L’écroulement de la France devant l’Allemagne, en 1940, vient d’abord du fait que depuis bien longtemps, les Français étaient déracinés, et en déracinés, ils étaient passifs, prêts à mourir. Les Allemands aussi étaient déracinés, mais chez eux, pour des raisons complexes, c’est l’agressivité qui a servi de porte de sortie. Le monde entier est désormais contaminé par la maladie européenne du déracinement. Et l’Amérique, enfin, continent déraciné par excellence, va aggraver demain (S. Weil écrit en 1943) la catastrophe européenne.
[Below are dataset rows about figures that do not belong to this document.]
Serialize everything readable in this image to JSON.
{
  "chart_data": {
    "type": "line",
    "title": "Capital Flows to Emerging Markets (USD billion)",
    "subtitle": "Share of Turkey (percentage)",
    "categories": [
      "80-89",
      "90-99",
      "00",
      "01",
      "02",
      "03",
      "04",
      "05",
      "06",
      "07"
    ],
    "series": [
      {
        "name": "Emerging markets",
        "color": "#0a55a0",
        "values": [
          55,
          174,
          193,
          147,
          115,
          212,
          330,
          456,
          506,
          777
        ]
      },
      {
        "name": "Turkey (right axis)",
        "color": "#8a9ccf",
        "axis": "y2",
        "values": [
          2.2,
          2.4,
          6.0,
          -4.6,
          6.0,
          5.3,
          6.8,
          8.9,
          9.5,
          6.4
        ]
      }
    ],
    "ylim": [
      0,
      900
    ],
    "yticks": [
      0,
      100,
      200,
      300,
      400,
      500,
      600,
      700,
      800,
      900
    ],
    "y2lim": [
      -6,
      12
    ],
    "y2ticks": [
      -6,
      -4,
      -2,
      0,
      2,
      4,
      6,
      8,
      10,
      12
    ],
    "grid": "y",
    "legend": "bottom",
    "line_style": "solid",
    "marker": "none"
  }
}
Pour empêcher cette catastrophe, il faut repenser la société pour ré-enraciner l’homme européen, avant que le passé ne soit totalement détruit, avant que ne surgisse un déraciné radical, oscillant entre agressivité et passivité. La propriété paysanne doit devenir synonyme de travail : possède la terre celui qui la cultive. D’une manière générale, il faut que le travailleur se réapproprie le travail, pour que le travail redevienne créateur de lien social – et c’est pourquoi il faut remplacer les grandes entreprises par des réseaux de PME gérées en coopératives. Dans les secteurs où ce sera impossible, il faut par ailleurs que l’Etat encadre la classe capitaliste, qui a amplement démontré qu’elle était incapable de gérer à long terme et de penser la production dans sa dimension sociale. Les classes populaires doivent être éduquées, pour qu’elles puissent comprendre le monde qu’elles font fonctionner (on comprend pourquoi le programme économique de S. Weil n’a pas été appliqué par les vainqueurs).
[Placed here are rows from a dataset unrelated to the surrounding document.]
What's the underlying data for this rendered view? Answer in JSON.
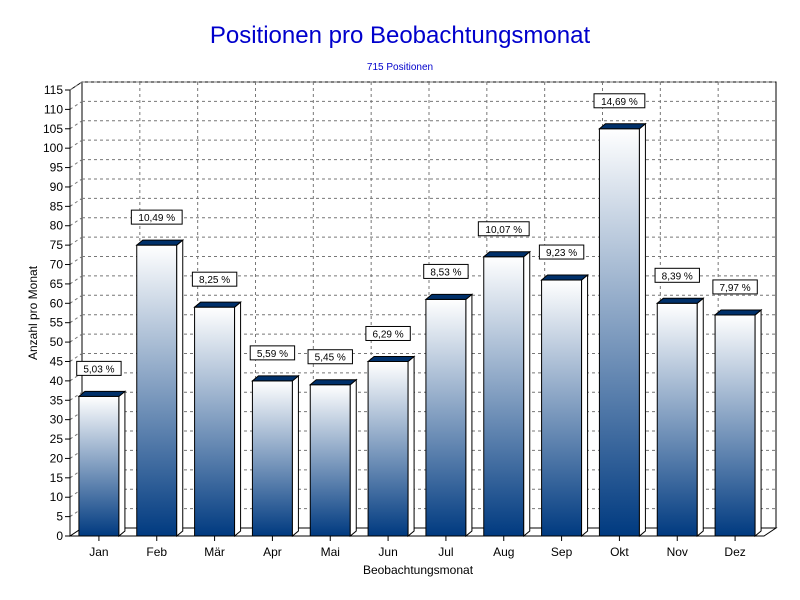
{
  "chart_data": {
    "type": "bar",
    "title": "Positionen pro Beobachtungsmonat",
    "subtitle": "715 Positionen",
    "xlabel": "Beobachtungsmonat",
    "ylabel": "Anzahl pro Monat",
    "ylim": [
      0,
      115
    ],
    "ytick_step": 5,
    "grid": true,
    "categories": [
      "Jan",
      "Feb",
      "Mär",
      "Apr",
      "Mai",
      "Jun",
      "Jul",
      "Aug",
      "Sep",
      "Okt",
      "Nov",
      "Dez"
    ],
    "values": [
      36,
      75,
      59,
      40,
      39,
      45,
      61,
      72,
      66,
      105,
      60,
      57
    ],
    "data_labels": [
      "5,03 %",
      "10,49 %",
      "8,25 %",
      "5,59 %",
      "5,45 %",
      "6,29 %",
      "8,53 %",
      "10,07 %",
      "9,23 %",
      "14,69 %",
      "8,39 %",
      "7,97 %"
    ],
    "colors": {
      "bar_top": "#ffffff",
      "bar_bottom": "#003a80",
      "bar_side": "#00306a",
      "title": "#0000cc"
    }
  }
}
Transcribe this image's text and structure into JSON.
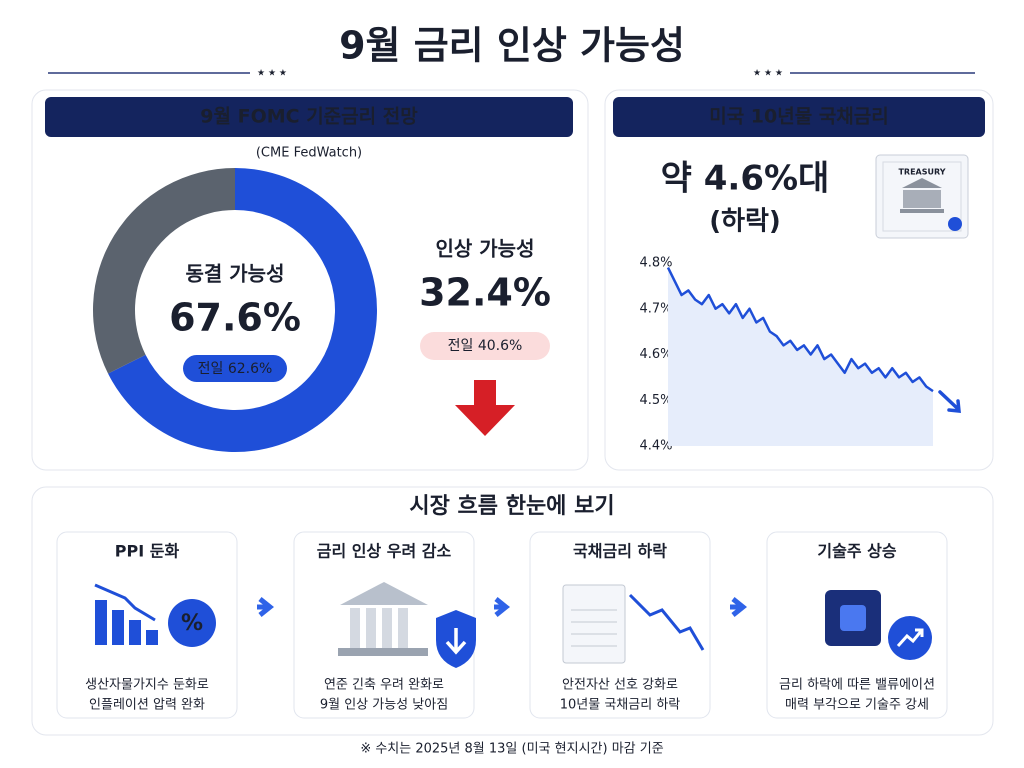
{
  "header": {
    "title": "9월 금리 인상 가능성"
  },
  "chart_data": [
    {
      "type": "donut",
      "title": "9월 FOMC 기준금리 전망",
      "subtitle": "(CME FedWatch)",
      "categories": [
        "동결 가능성",
        "인상 가능성"
      ],
      "values": [
        67.6,
        32.4
      ],
      "value_labels": [
        "67.6%",
        "32.4%"
      ],
      "colors": [
        "#1f4fd8",
        "#5b636e"
      ],
      "previous_labels": [
        "전일 62.6%",
        "전일 40.6%"
      ]
    },
    {
      "type": "line",
      "title": "미국 10년물 국채금리",
      "annotation": "약 4.6%대",
      "annotation_note": "(하락)",
      "color": "#1f4fd8",
      "values": [
        4.79,
        4.76,
        4.73,
        4.74,
        4.72,
        4.71,
        4.73,
        4.7,
        4.71,
        4.69,
        4.71,
        4.68,
        4.7,
        4.67,
        4.68,
        4.65,
        4.64,
        4.62,
        4.63,
        4.61,
        4.62,
        4.6,
        4.62,
        4.59,
        4.6,
        4.58,
        4.56,
        4.59,
        4.57,
        4.58,
        4.56,
        4.57,
        4.55,
        4.57,
        4.55,
        4.56,
        4.54,
        4.55,
        4.53,
        4.52
      ],
      "ylim": [
        4.4,
        4.8
      ],
      "yticks": [
        {
          "value": 4.8,
          "label": "4.8%"
        },
        {
          "value": 4.7,
          "label": "4.7%"
        },
        {
          "value": 4.6,
          "label": "4.6%"
        },
        {
          "value": 4.5,
          "label": "4.5%"
        },
        {
          "value": 4.4,
          "label": "4.4%"
        }
      ]
    }
  ],
  "flow": {
    "title": "시장 흐름 한눈에 보기",
    "steps": [
      {
        "title": "PPI 둔화",
        "text": [
          "생산자물가지수 둔화로",
          "인플레이션 압력 완화"
        ]
      },
      {
        "title": "금리 인상 우려 감소",
        "text": [
          "연준 긴축 우려 완화로",
          "9월 인상 가능성 낮아짐"
        ]
      },
      {
        "title": "국채금리 하락",
        "text": [
          "안전자산 선호 강화로",
          "10년물 국채금리 하락"
        ]
      },
      {
        "title": "기술주 상승",
        "text": [
          "금리 하락에 따른 밸류에이션",
          "매력 부각으로 기술주 강세"
        ]
      }
    ]
  },
  "footnote": "※ 수치는 2025년 8월 13일 (미국 현지시간) 마감 기준"
}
La reconstruction de l’enracinement des Français dans leur tradition passe par la réconciliation entre la culture scolaire laïque et l’héritage chrétien. La Bible doit être enseignée comme n’importe quel autre grand texte fondateur. Il faut remonter aux sources profondes de la culture européenne pour la transmettre à nouveau, en tant que spiritualité du travail. Le patriotisme doit cesser d’être opposé à l’universalisme : c’est un sentiment naturel, qui n’est mauvais que s’il déborde de son cadre, et dont le manque prépare le retour ensauvagé. En France, le patriotisme est même la porte vers l’universalisme, car la France a vocation à l’universel, elle vit par et pour construire des biens universels – et on peut faire à nouveau ressentir cette vérité par le peuple, à condition qu’il retrouve la racine de sa vocation, qu’il comprenne son passé dans sa signification vraie, enfouie, longtemps secrète et finalement révélée – très schématiquement : fonder, enfin, une véritable civilisation chrétienne (on comprend pourquoi le programme culturel de S. Weil n’a pas été appliqué par les vainqueurs).
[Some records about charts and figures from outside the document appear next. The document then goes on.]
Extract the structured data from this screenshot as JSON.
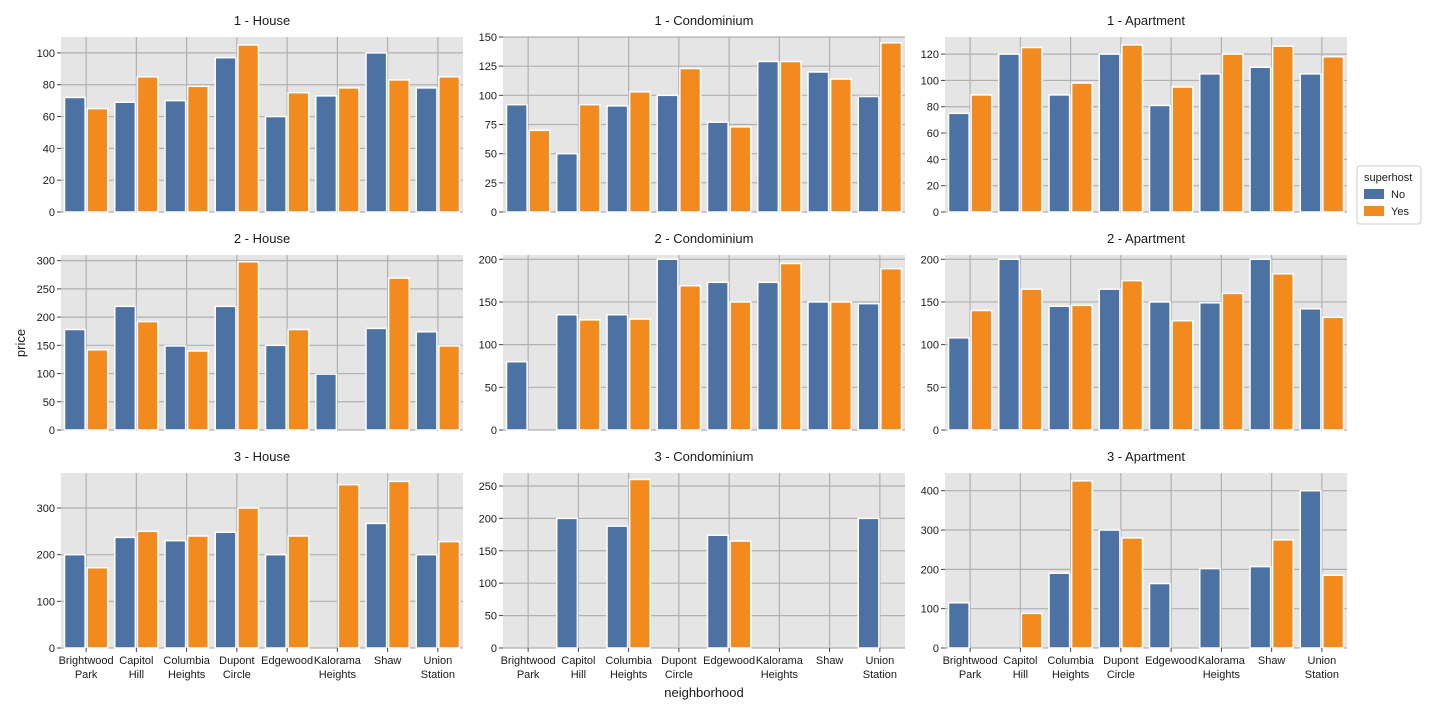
{
  "chart_data": {
    "type": "bar",
    "xlabel": "neighborhood",
    "ylabel": "price",
    "grid": true,
    "legend": {
      "title": "superhost",
      "placement": "right",
      "entries": [
        "No",
        "Yes"
      ]
    },
    "colors": {
      "No": "#4c72a4",
      "Yes": "#f28a1e",
      "background": "#e5e5e5",
      "grid": "#b0b0b0"
    },
    "categories": [
      [
        "Brightwood",
        "Park"
      ],
      [
        "Capitol",
        "Hill"
      ],
      [
        "Columbia",
        "Heights"
      ],
      [
        "Dupont",
        "Circle"
      ],
      [
        "Edgewood"
      ],
      [
        "Kalorama",
        "Heights"
      ],
      [
        "Shaw"
      ],
      [
        "Union",
        "Station"
      ]
    ],
    "panels": [
      {
        "title": "1 - House",
        "ylim": [
          0,
          110
        ],
        "yticks": [
          0,
          20,
          40,
          60,
          80,
          100
        ],
        "series": [
          {
            "name": "No",
            "values": [
              72,
              69,
              70,
              97,
              60,
              73,
              100,
              78
            ]
          },
          {
            "name": "Yes",
            "values": [
              65,
              85,
              79,
              105,
              75,
              78,
              83,
              85
            ]
          }
        ]
      },
      {
        "title": "1 - Condominium",
        "ylim": [
          0,
          150
        ],
        "yticks": [
          0,
          25,
          50,
          75,
          100,
          125,
          150
        ],
        "series": [
          {
            "name": "No",
            "values": [
              92,
              50,
              91,
              100,
              77,
              129,
              120,
              99
            ]
          },
          {
            "name": "Yes",
            "values": [
              70,
              92,
              103,
              123,
              73,
              129,
              114,
              145
            ]
          }
        ]
      },
      {
        "title": "1 - Apartment",
        "ylim": [
          0,
          133
        ],
        "yticks": [
          0,
          20,
          40,
          60,
          80,
          100,
          120
        ],
        "series": [
          {
            "name": "No",
            "values": [
              75,
              120,
              89,
              120,
              81,
              105,
              110,
              105
            ]
          },
          {
            "name": "Yes",
            "values": [
              89,
              125,
              98,
              127,
              95,
              120,
              126,
              118
            ]
          }
        ]
      },
      {
        "title": "2 - House",
        "ylim": [
          0,
          310
        ],
        "yticks": [
          0,
          50,
          100,
          150,
          200,
          250,
          300
        ],
        "series": [
          {
            "name": "No",
            "values": [
              178,
              219,
              149,
              219,
              150,
              99,
              180,
              174
            ]
          },
          {
            "name": "Yes",
            "values": [
              142,
              192,
              140,
              298,
              178,
              null,
              269,
              149
            ]
          }
        ]
      },
      {
        "title": "2 - Condominium",
        "ylim": [
          0,
          205
        ],
        "yticks": [
          0,
          50,
          100,
          150,
          200
        ],
        "series": [
          {
            "name": "No",
            "values": [
              80,
              135,
              135,
              200,
              173,
              173,
              150,
              148
            ]
          },
          {
            "name": "Yes",
            "values": [
              null,
              129,
              130,
              169,
              150,
              195,
              150,
              189
            ]
          }
        ]
      },
      {
        "title": "2 - Apartment",
        "ylim": [
          0,
          205
        ],
        "yticks": [
          0,
          50,
          100,
          150,
          200
        ],
        "series": [
          {
            "name": "No",
            "values": [
              108,
              200,
              145,
              165,
              150,
              149,
              200,
              142
            ]
          },
          {
            "name": "Yes",
            "values": [
              140,
              165,
              146,
              175,
              128,
              160,
              183,
              132
            ]
          }
        ]
      },
      {
        "title": "3 - House",
        "ylim": [
          0,
          375
        ],
        "yticks": [
          0,
          100,
          200,
          300
        ],
        "series": [
          {
            "name": "No",
            "values": [
              200,
              237,
              230,
              248,
              200,
              null,
              267,
              200
            ]
          },
          {
            "name": "Yes",
            "values": [
              172,
              250,
              240,
              300,
              240,
              350,
              357,
              228
            ]
          }
        ]
      },
      {
        "title": "3 - Condominium",
        "ylim": [
          0,
          270
        ],
        "yticks": [
          0,
          50,
          100,
          150,
          200,
          250
        ],
        "series": [
          {
            "name": "No",
            "values": [
              null,
              200,
              188,
              null,
              174,
              null,
              null,
              200
            ]
          },
          {
            "name": "Yes",
            "values": [
              null,
              null,
              260,
              null,
              165,
              null,
              null,
              null
            ]
          }
        ]
      },
      {
        "title": "3 - Apartment",
        "ylim": [
          0,
          445
        ],
        "yticks": [
          0,
          100,
          200,
          300,
          400
        ],
        "series": [
          {
            "name": "No",
            "values": [
              115,
              null,
              190,
              300,
              164,
              202,
              207,
              400
            ]
          },
          {
            "name": "Yes",
            "values": [
              null,
              88,
              425,
              280,
              null,
              null,
              275,
              185
            ]
          }
        ]
      }
    ]
  }
}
Il faudra, cependant, avant toute chose, que l’Etat soit ramené dans ses attributions : contrôle sur les puissants, défense de la loi… mais certainement pas conquête et reformatage du peuple par la puissance du règlement, dans une pure logique d’expansion matérielle. La renaissance du patriotisme passera aussi, forcément, par le démantèlement de « l’Etat policier » qui s’en est saisi (on comprend pourquoi le programme politique de S. Weil n’a pas été appliqué par les vainqueurs).